Marokko – Imam wegen Missbrauch verhaftet.

Marokko sorgt sich, dass dies nur die Spitze des Eisbergs ist.

Imam
Quelle Facebook: Imam in Marrakech verhaftet.

Imam in Marrakech wegen mehrfachem Missbrauch von Mädchen verhaftet.

Marrakech – Marokko ist schockiert, über neuerliche Medienberichte aus Marrakech. Niemand in der roten Königsstadt noch im Umland will glauben was sich in einer Moschee über Jahre abgespielt haben soll. Die Polizei hat den Imam einer kleinen Moschee am gestrigen Dienstag verhaftet. Er steht unter Verdacht minderjährige Mädchen belästigt und in einigen Fällen missbraucht zu haben.

Bestürzung landesweit groß.

In Marokko ist es nach wie vor üblich, dass gerade jüngere Mädchen und Jungs nach der Schule noch in die nahegelegene Moschee gehen, um sich vom Imam in der Ausübung des Islams unterweisen zu lassen. Damit genießt der Imam eine hervorgehobene und sehr vertrauensvolle Stellung in der Gemeinde. Nun hat eine heute 17-jährige junge Frau ihr Schweigen gebrochen und gegenüber den Behörden ihre Erlebnisse offengelegt. Im Alter von 10 Jahren soll sich der Imam an ihr vergangen haben. Dabei nutzte er seine Stellung aus und bat gerade Mädchen nach dem Religionsunterricht länger zu bleiben. Dabei soll es zu Belästigungen und sexuellem Missbrauch gekommen sein.

Staatsanwaltschaft hat die Ermittlungen aufgenommen.

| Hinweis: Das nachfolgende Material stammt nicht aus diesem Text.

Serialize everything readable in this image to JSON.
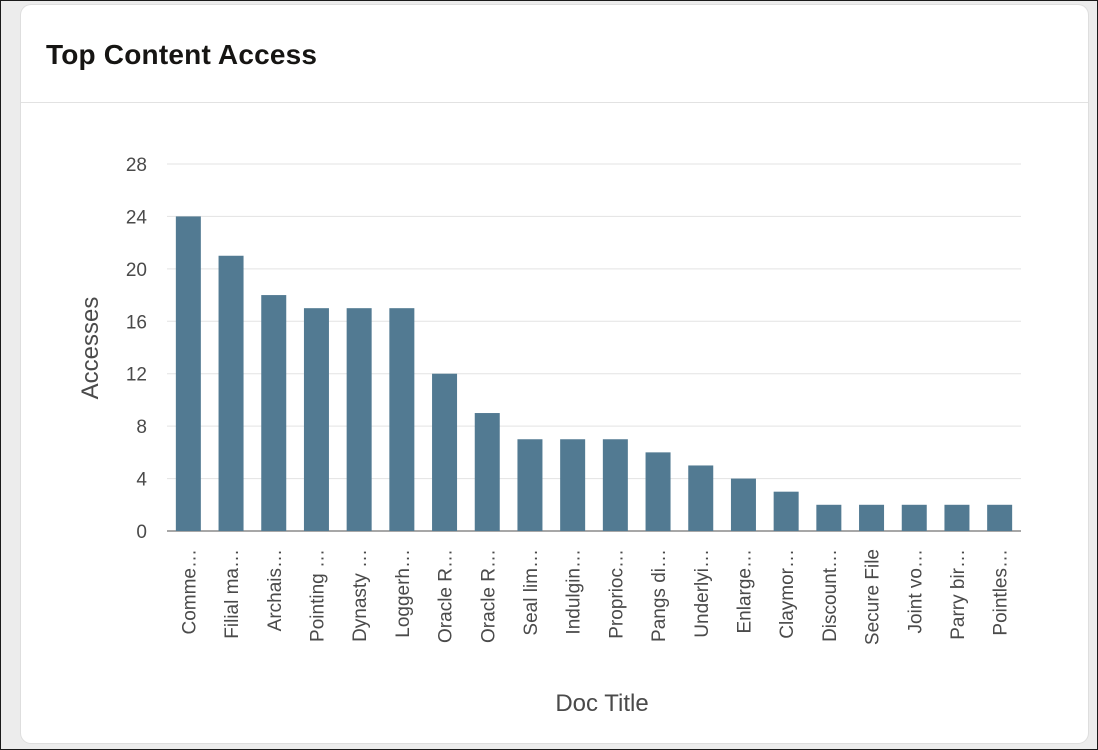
{
  "card": {
    "title": "Top Content Access"
  },
  "chart_data": {
    "type": "bar",
    "title": "",
    "xlabel": "Doc Title",
    "ylabel": "Accesses",
    "ylim": [
      0,
      28
    ],
    "yticks": [
      0,
      4,
      8,
      12,
      16,
      20,
      24,
      28
    ],
    "grid": true,
    "bar_color": "#527a92",
    "categories": [
      "Comme…",
      "Filial ma…",
      "Archais…",
      "Pointing …",
      "Dynasty …",
      "Loggerh…",
      "Oracle R…",
      "Oracle R…",
      "Seal lim…",
      "Indulgin…",
      "Proprioc…",
      "Pangs di…",
      "Underlyi…",
      "Enlarge…",
      "Claymor…",
      "Discount…",
      "Secure File",
      "Joint vo…",
      "Parry bir…",
      "Pointles…"
    ],
    "values": [
      24,
      21,
      18,
      17,
      17,
      17,
      12,
      9,
      7,
      7,
      7,
      6,
      5,
      4,
      3,
      2,
      2,
      2,
      2,
      2
    ]
  }
}
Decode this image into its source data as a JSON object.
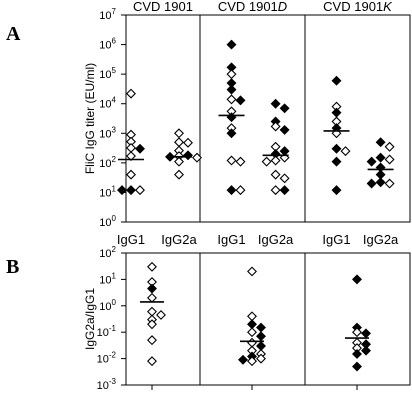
{
  "panel_letters": [
    "A",
    "B"
  ],
  "chart_data": [
    {
      "type": "scatter",
      "panel": "A",
      "ylabel": "FliC IgG titer (EU/ml)",
      "yscale": "log",
      "ylim": [
        1,
        10000000
      ],
      "ytick_base": "10",
      "ytick_exponents": [
        "0",
        "1",
        "2",
        "3",
        "4",
        "5",
        "6",
        "7"
      ],
      "marker_legend": "filled diamond and open diamond markers distinguish two experiments",
      "groups": [
        {
          "title_parts": [
            "CVD 1901",
            ""
          ],
          "series": [
            {
              "category": "IgG1",
              "median": 130,
              "points": [
                {
                  "v": 22000,
                  "f": false
                },
                {
                  "v": 900,
                  "f": false
                },
                {
                  "v": 520,
                  "f": false
                },
                {
                  "v": 320,
                  "f": false
                },
                {
                  "v": 300,
                  "f": true
                },
                {
                  "v": 170,
                  "f": false
                },
                {
                  "v": 40,
                  "f": false
                },
                {
                  "v": 12,
                  "f": true
                },
                {
                  "v": 12,
                  "f": false
                },
                {
                  "v": 12,
                  "f": true
                }
              ]
            },
            {
              "category": "IgG2a",
              "median": 160,
              "points": [
                {
                  "v": 1000,
                  "f": false
                },
                {
                  "v": 500,
                  "f": false
                },
                {
                  "v": 480,
                  "f": false
                },
                {
                  "v": 260,
                  "f": false
                },
                {
                  "v": 180,
                  "f": true
                },
                {
                  "v": 170,
                  "f": false
                },
                {
                  "v": 160,
                  "f": true
                },
                {
                  "v": 150,
                  "f": false
                },
                {
                  "v": 110,
                  "f": false
                },
                {
                  "v": 40,
                  "f": false
                }
              ]
            }
          ]
        },
        {
          "title_parts": [
            "CVD 1901",
            "D"
          ],
          "series": [
            {
              "category": "IgG1",
              "median": 4000,
              "points": [
                {
                  "v": 1000000,
                  "f": true
                },
                {
                  "v": 170000,
                  "f": true
                },
                {
                  "v": 100000,
                  "f": false
                },
                {
                  "v": 50000,
                  "f": true
                },
                {
                  "v": 30000,
                  "f": true
                },
                {
                  "v": 14000,
                  "f": false
                },
                {
                  "v": 13000,
                  "f": true
                },
                {
                  "v": 5500,
                  "f": false
                },
                {
                  "v": 3500,
                  "f": true
                },
                {
                  "v": 1500,
                  "f": false
                },
                {
                  "v": 1000,
                  "f": true
                },
                {
                  "v": 120,
                  "f": false
                },
                {
                  "v": 110,
                  "f": false
                },
                {
                  "v": 12,
                  "f": true
                },
                {
                  "v": 12,
                  "f": false
                }
              ]
            },
            {
              "category": "IgG2a",
              "median": 180,
              "points": [
                {
                  "v": 10000,
                  "f": true
                },
                {
                  "v": 7000,
                  "f": true
                },
                {
                  "v": 2500,
                  "f": true
                },
                {
                  "v": 1700,
                  "f": false
                },
                {
                  "v": 1300,
                  "f": true
                },
                {
                  "v": 350,
                  "f": false
                },
                {
                  "v": 250,
                  "f": true
                },
                {
                  "v": 200,
                  "f": true
                },
                {
                  "v": 150,
                  "f": false
                },
                {
                  "v": 120,
                  "f": false
                },
                {
                  "v": 110,
                  "f": false
                },
                {
                  "v": 40,
                  "f": false
                },
                {
                  "v": 30,
                  "f": false
                },
                {
                  "v": 12,
                  "f": false
                },
                {
                  "v": 12,
                  "f": true
                }
              ]
            }
          ]
        },
        {
          "title_parts": [
            "CVD 1901",
            "K"
          ],
          "series": [
            {
              "category": "IgG1",
              "median": 1200,
              "points": [
                {
                  "v": 60000,
                  "f": true
                },
                {
                  "v": 8000,
                  "f": false
                },
                {
                  "v": 5000,
                  "f": true
                },
                {
                  "v": 2500,
                  "f": false
                },
                {
                  "v": 1500,
                  "f": true
                },
                {
                  "v": 1000,
                  "f": false
                },
                {
                  "v": 300,
                  "f": true
                },
                {
                  "v": 250,
                  "f": false
                },
                {
                  "v": 110,
                  "f": true
                },
                {
                  "v": 12,
                  "f": true
                }
              ]
            },
            {
              "category": "IgG2a",
              "median": 60,
              "points": [
                {
                  "v": 500,
                  "f": true
                },
                {
                  "v": 350,
                  "f": false
                },
                {
                  "v": 150,
                  "f": true
                },
                {
                  "v": 130,
                  "f": false
                },
                {
                  "v": 110,
                  "f": true
                },
                {
                  "v": 70,
                  "f": true
                },
                {
                  "v": 40,
                  "f": true
                },
                {
                  "v": 22,
                  "f": true
                },
                {
                  "v": 20,
                  "f": false
                },
                {
                  "v": 20,
                  "f": true
                }
              ]
            }
          ]
        }
      ]
    },
    {
      "type": "scatter",
      "panel": "B",
      "ylabel": "IgG2a/IgG1",
      "yscale": "log",
      "ylim": [
        0.001,
        100
      ],
      "ytick_base": "10",
      "ytick_exponents": [
        "-3",
        "-2",
        "-1",
        "0",
        "1",
        "2"
      ],
      "groups": [
        {
          "x": 0,
          "median": 1.4,
          "points": [
            {
              "v": 30,
              "f": false
            },
            {
              "v": 8,
              "f": false
            },
            {
              "v": 4.5,
              "f": true
            },
            {
              "v": 2,
              "f": false
            },
            {
              "v": 0.6,
              "f": false
            },
            {
              "v": 0.45,
              "f": false
            },
            {
              "v": 0.3,
              "f": false
            },
            {
              "v": 0.2,
              "f": false
            },
            {
              "v": 0.05,
              "f": false
            },
            {
              "v": 0.008,
              "f": false
            }
          ]
        },
        {
          "x": 1,
          "median": 0.045,
          "points": [
            {
              "v": 20,
              "f": false
            },
            {
              "v": 0.4,
              "f": false
            },
            {
              "v": 0.2,
              "f": true
            },
            {
              "v": 0.15,
              "f": true
            },
            {
              "v": 0.1,
              "f": false
            },
            {
              "v": 0.07,
              "f": true
            },
            {
              "v": 0.04,
              "f": false
            },
            {
              "v": 0.03,
              "f": true
            },
            {
              "v": 0.02,
              "f": false
            },
            {
              "v": 0.015,
              "f": false
            },
            {
              "v": 0.012,
              "f": true
            },
            {
              "v": 0.01,
              "f": false
            },
            {
              "v": 0.009,
              "f": true
            },
            {
              "v": 0.008,
              "f": false
            }
          ]
        },
        {
          "x": 2,
          "median": 0.06,
          "points": [
            {
              "v": 10,
              "f": true
            },
            {
              "v": 0.15,
              "f": true
            },
            {
              "v": 0.1,
              "f": false
            },
            {
              "v": 0.09,
              "f": true
            },
            {
              "v": 0.04,
              "f": false
            },
            {
              "v": 0.035,
              "f": true
            },
            {
              "v": 0.025,
              "f": false
            },
            {
              "v": 0.02,
              "f": true
            },
            {
              "v": 0.015,
              "f": true
            },
            {
              "v": 0.005,
              "f": true
            }
          ]
        }
      ]
    }
  ]
}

Nach der Verhaftung des 45-jährigen Mannes wurde dieser vernommen und seine privaten Räumlichkeiten durchsucht. Nach Medienberichten hat sich die Staatsanwaltschaft dazu entschlossen, weitergehende Ermittlungen aufzunehmen und eine Anklage vorzubereiten. Der aktuelle Vorwurf lautet auf „Vergewaltigung von sieben Mädchen im Alter von 7-12 Jahren“. Er soll seine Opfer nach dem Unterricht aus der Gruppe isoliert haben, indem er die betroffenen Mädchen nicht nur bat länger zu bleiben, um die Moschee aufzuräumen, sondern auch dazu aufforderte ihn bei der Reinigung seiner privaten Räumlichkeiten zu unterstützen. Als er mit seinen Opfern dann alleine gewesen ist, hat er sie mutmaßlich belästigt und vergewaltigt. Der Missbrauch soll über Jahre stattgefunden haben. Mit dem Fall wird sich die zweite Strafkammer des Gerichts von Marrakech beschäftigen.

Marokko sorgt sich, dass dies nur die Spitze des Eisbergs ist.

Die Sorge in Marokko ist groß, dass dies nur die Spitze eines Eisbergs sein könnte. Ähnlich den Missbrauchsfällen in der katholischen Kirche, bei denen Geistliche Schutzbefohlene über Jahre missbraucht haben, ist die Furcht groß, dass es solche Fälle auch unter den Imamen geben haben könnte. Menschenrechtsorganisationen haben bereits die Behörden aufgefordert, sich verstärkt um Missbrauchsfälle zu kümmern.